Herr Otte, es heisst, Pensionskassen seien die heimlichen Eigentümer von Schweizer Unternehmen. Wie sehr stimmt das?

Die Pensionskassenstatistik 2010 zeigt, dass Schweizer Vorsorgeeinrichtungen rund 62,9 Milliarden Franken in Schweizer Aktien hielten. Das entsprach je nach Bemessungsgrundlage in etwa 6 bis 7 Prozent der damaligen Gesamtmarktkapitalisierung des Swiss Performance Index.

Schweizer Pensionskassen verfügen somit über weniger Stimmrechte als vermutet. Das ist unter anderem auch darauf zurückzuführen, dass in den letzten Jahren das Engagement in Schweizer Aktien zugunsten von ausländischen Aktien reduziert wurde.


«Schweizer Pensionskassen verfügen über weniger Stimmrechte als vermutet»


Zudem stellt sich die Frage, ob die von den Pensionskassen gehaltenen Aktien überhaupt im Aktienbuch eingetragen und stimmberechtigt sind. Nach wie vor verfügen rund ein Drittel der von uns untersuchten Publikumsgesellschaften des Swiss Performance Index SPI über Eintragungs- oder Stimmrechtsbeschränkungen und 16 Gesellschaften über Stimmrechtsaktien. Bei Gesellschaften mit Partizipations- oder Genussscheinen entfällt das Stimmrecht komplett.

Bislang traten die Pensionskassen an Aktionärsversammlungen selten in Erscheinung. Weshalb diese Zurückhaltung und Diskretion?

Dafür gibt es mehrere Gründe. Die personellen Ressourcen bei Pensionskassen sind begrenzt. Der zeitliche wie auch finanzielle Aufwand für die Analyse der Corporate Governance und die Stimmrechtsausübung darf nicht unterschätzt werden. 

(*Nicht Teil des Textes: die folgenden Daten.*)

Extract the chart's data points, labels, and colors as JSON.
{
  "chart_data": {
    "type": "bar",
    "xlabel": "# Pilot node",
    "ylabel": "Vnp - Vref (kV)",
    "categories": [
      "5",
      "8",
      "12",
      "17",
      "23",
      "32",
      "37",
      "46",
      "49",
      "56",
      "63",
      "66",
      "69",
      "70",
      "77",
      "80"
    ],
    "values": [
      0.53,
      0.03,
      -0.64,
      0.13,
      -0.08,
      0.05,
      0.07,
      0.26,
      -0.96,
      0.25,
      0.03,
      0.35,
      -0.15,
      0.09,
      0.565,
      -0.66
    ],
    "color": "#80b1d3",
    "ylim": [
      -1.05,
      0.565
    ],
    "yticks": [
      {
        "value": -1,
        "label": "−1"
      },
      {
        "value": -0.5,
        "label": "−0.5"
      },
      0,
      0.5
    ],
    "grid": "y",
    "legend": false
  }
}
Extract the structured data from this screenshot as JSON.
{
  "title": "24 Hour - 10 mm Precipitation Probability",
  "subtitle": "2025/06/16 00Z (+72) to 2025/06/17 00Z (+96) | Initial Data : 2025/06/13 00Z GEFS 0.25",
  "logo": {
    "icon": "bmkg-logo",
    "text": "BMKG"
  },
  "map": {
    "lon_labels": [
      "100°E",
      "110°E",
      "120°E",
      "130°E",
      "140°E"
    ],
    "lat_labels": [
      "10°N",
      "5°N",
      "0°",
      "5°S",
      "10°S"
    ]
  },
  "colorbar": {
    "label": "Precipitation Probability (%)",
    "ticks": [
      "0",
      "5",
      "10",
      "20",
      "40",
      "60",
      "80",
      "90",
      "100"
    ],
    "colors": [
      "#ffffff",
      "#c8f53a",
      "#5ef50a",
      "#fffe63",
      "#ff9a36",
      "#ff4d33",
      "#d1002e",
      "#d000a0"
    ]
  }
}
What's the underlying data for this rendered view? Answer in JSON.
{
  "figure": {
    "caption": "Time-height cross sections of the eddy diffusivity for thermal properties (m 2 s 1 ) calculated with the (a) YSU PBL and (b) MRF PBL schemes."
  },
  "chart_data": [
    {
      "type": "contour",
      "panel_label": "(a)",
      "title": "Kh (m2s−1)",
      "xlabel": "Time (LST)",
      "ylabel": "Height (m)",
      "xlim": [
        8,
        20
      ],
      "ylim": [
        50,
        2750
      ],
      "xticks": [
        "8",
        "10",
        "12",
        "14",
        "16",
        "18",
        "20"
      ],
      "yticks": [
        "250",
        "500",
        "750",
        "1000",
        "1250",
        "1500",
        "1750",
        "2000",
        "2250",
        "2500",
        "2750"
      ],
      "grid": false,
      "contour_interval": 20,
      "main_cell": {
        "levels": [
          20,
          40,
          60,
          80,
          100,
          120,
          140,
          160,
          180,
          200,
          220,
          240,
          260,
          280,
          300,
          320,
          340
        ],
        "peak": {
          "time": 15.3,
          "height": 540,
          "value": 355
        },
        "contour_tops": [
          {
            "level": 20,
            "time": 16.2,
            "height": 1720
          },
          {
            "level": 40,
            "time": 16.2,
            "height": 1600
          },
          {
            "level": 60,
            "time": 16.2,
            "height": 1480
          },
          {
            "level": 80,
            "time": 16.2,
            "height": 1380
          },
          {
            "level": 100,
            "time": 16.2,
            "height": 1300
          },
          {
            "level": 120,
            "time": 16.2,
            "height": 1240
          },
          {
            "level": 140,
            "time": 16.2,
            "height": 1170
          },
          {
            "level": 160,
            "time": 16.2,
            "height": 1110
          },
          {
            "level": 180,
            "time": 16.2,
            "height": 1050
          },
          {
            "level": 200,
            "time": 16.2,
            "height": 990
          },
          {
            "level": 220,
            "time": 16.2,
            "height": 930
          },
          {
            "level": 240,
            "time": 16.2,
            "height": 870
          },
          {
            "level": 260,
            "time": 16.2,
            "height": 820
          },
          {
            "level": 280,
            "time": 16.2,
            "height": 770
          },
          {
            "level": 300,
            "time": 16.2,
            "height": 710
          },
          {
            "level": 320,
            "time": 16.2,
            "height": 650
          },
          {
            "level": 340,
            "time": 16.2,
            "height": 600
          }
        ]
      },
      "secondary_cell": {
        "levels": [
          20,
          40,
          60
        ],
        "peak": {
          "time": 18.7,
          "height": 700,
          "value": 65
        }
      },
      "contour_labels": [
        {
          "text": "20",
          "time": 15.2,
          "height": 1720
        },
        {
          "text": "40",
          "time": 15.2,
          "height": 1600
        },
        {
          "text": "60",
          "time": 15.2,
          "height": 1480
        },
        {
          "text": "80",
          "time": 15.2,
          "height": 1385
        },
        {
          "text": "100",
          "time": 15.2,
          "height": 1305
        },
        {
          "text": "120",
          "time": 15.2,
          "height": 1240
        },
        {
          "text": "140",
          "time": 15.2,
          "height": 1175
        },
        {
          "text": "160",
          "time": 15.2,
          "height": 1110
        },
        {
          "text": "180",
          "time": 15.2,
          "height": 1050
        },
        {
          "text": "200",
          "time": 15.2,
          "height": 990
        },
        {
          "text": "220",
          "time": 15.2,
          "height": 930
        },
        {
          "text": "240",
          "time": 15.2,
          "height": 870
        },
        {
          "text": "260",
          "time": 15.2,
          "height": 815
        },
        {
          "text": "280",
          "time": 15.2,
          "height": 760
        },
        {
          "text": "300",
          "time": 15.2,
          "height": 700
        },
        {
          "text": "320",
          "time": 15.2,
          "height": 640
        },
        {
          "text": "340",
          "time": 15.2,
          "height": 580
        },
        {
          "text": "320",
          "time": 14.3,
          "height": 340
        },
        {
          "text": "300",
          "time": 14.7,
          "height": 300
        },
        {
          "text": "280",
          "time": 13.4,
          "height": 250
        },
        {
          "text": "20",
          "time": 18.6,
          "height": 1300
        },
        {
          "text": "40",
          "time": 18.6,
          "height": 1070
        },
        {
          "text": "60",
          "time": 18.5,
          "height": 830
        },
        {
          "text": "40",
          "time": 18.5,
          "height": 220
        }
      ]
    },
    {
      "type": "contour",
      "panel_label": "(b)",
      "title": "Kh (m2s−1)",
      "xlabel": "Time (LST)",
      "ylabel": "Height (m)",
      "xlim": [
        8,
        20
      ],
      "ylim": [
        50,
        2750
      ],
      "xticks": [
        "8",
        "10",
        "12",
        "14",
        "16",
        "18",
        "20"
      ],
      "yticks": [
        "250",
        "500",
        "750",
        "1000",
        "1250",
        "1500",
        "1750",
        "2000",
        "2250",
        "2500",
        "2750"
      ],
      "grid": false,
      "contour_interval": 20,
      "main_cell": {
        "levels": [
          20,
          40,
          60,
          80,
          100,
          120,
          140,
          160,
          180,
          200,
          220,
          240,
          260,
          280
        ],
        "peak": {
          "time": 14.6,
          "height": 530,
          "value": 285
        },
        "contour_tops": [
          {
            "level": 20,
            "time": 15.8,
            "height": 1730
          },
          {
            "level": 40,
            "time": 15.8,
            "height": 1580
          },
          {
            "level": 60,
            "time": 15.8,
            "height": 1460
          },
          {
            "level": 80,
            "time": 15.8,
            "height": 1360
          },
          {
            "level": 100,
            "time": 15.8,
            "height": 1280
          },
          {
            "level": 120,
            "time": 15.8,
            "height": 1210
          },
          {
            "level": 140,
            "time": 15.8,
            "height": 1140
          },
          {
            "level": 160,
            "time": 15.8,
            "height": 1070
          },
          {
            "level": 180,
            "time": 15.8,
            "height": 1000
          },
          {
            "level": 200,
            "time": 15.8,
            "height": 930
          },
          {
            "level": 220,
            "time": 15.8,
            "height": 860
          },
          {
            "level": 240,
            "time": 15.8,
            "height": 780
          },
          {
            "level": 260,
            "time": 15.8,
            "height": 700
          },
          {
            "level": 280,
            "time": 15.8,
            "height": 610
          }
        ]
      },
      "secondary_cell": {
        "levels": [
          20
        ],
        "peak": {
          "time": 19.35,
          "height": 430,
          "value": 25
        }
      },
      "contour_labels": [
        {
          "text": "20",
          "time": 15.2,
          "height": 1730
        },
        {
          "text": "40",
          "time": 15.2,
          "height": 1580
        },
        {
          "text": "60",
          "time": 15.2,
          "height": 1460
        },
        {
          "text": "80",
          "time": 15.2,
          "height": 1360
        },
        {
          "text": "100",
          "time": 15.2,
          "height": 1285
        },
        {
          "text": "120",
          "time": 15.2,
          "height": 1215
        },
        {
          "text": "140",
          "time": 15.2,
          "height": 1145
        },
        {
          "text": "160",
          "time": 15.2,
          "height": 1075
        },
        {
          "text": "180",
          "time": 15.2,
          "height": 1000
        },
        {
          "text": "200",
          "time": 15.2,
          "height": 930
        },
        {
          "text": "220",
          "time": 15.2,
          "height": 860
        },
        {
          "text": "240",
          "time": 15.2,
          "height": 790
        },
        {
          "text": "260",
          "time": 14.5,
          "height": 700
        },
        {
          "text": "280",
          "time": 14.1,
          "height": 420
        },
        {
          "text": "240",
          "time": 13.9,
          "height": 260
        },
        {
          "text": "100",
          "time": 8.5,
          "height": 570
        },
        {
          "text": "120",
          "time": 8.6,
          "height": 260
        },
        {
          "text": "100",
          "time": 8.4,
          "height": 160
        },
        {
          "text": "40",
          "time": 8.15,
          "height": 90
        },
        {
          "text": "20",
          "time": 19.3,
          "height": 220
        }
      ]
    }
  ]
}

Die grosse Mehrheit der von uns untersuchten und beurteilten Publikumsgesellschaften führen die Generalversammlung zwischen Februar und Mai durch, also in einer recht engen Zeitspanne.


«Für einige Aktionäre ist es wegen möglicher Interessenskonflikte heikel, zu gewissen Traktanden Stellung zu nehmen»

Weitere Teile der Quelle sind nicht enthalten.